Мудрено ли, что такой характер был для многих загадкой? Одной только матушке Роберт Пакстон казался лучшим и величайшим из людей. Она поняла его вдохновением сердца: потому отгадывала все выражения его физиономии, и из десяти, девять раз знала наперед, что он намерен сказать. Но и для неё оставалось в этом необыкновенном человеке много тайного, глубокого, куда не мог проникнуть её женский ум! Иногда, слушая его полуслова, его монологи, она начинала сомневаться в себе, или готова была верить помешательству мужа. Это случалось тогда, когда на лице его изображалась сдерживаемая ирония, когда выговаривал юмористическую шутку, смысл которой предоставлял себе самому. В таких случаях, то, что говорил он, могло казаться очень важно, или очень смешно, судя по степени понятливости его слушателей.

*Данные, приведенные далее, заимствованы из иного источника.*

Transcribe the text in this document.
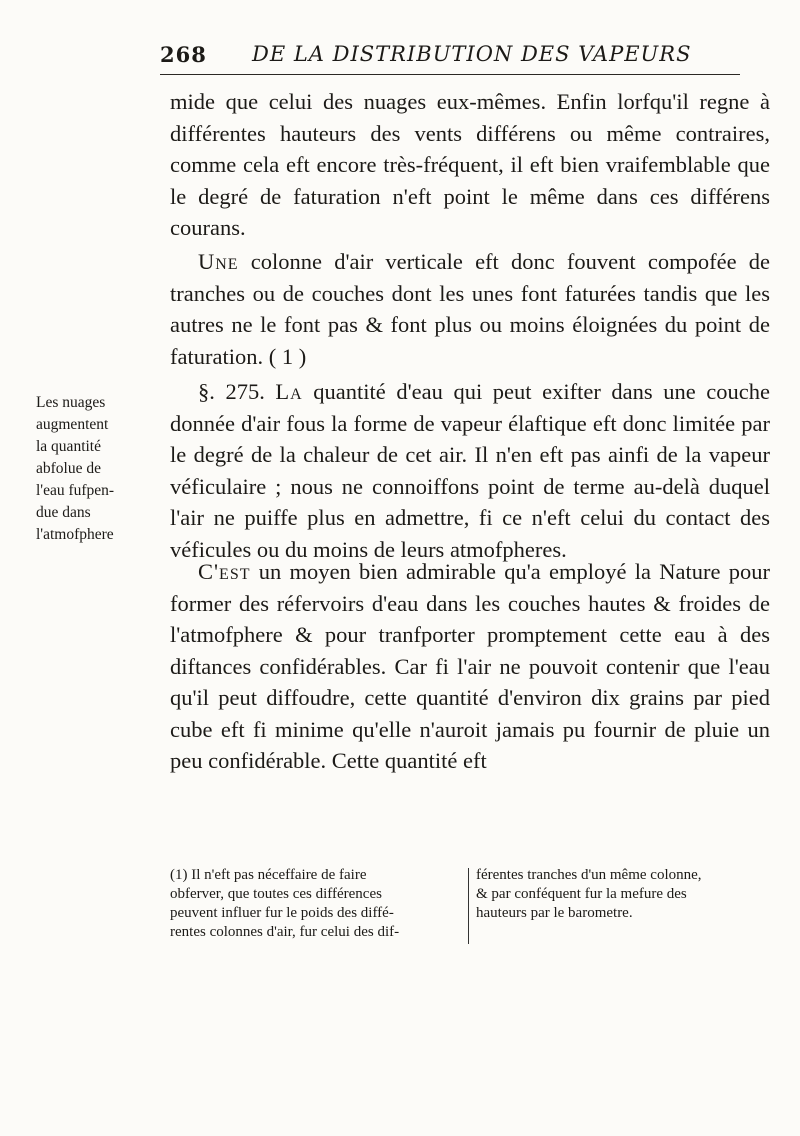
268 DE LA DISTRIBUTION DES VAPEURS

mide que celui des nuages eux-mêmes. Enfin lorfqu'il regne à différentes hauteurs des vents différens ou même contraires, comme cela eft encore très-fréquent, il eft bien vraifemblable que le degré de faturation n'eft point le même dans ces différens courans.

Une colonne d'air verticale eft donc fouvent compofée de tranches ou de couches dont les unes font faturées tandis que les autres ne le font pas & font plus ou moins éloignées du point de faturation. ( 1 )

Les nuages
augmentent
la quantité
abfolue de
l'eau fufpen-
due dans
l'atmofphere

§. 275. La quantité d'eau qui peut exifter dans une couche donnée d'air fous la forme de vapeur élaftique eft donc limitée par le degré de la chaleur de cet air. Il n'en eft pas ainfi de la vapeur véficulaire ; nous ne connoiffons point de terme au-delà duquel l'air ne puiffe plus en admettre, fi ce n'eft celui du contact des véficules ou du moins de leurs atmofpheres.

C'est un moyen bien admirable qu'a employé la Nature pour former des réfervoirs d'eau dans les couches hautes & froides de l'atmofphere & pour tranfporter promptement cette eau à des diftances confidérables. Car fi l'air ne pouvoit contenir que l'eau qu'il peut diffoudre, cette quantité d'environ dix grains par pied cube eft fi minime qu'elle n'auroit jamais pu fournir de pluie un peu confidérable. Cette quantité eft

(1) Il n'eft pas néceffaire de faire
obferver, que toutes ces différences
peuvent influer fur le poids des diffé-
rentes colonnes d'air, fur celui des dif-
férentes tranches d'un même colonne,
& par conféquent fur la mefure des
hauteurs par le barometre.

Нужно ли прибавить, что тотчас после рождения меня не отправили в школу, по крайней мере в школу, какую разумел Г. Скиль. Комната, в которой я жил с кормилицей, была так отдалена, матушка так заботливо убила войлоками двойную дверь, что отец мог, если хотел, совершенно забыть о моем существовании. Однако же, иногда ему, волею-неволею, напоминали об этом существовании, как напр. при моем крещении. Отец мой по любви своей к уединению, ненавидел все, что подобилось публичным зрелищам и церемониям. С неудовольствием приметил он, что готовится какой-то большой праздник, в котором ему придется играть главную роль. Не смотря на рассеянность, на произвольную глухоту, он слышал, что приятно воспользоваться прибытием епископа в ближний город, и что необходимо нужно достать еще дюжину стаканчиков с сахарным желе. В следствие этого, когда к нему пришли с вопросами о крестном отце и матери, он догадался, что должен отважным усилием освободиться от предстоящей напасти. Когда матушка объявила день, назначенный семьей, то отец вдруг вспомнил, что за двадцать миль объявлен огромный аукцион книг, и что продажа продолжится целые четыре дня. Матушка, которая начинала уже снимать чехлы с кресел в большой гостиной, вздохнула и робким голосом заметила, что это покажется неприличным, что все будут толковать об отсутствии отца моего. «Не лучше ли отложить крестины?»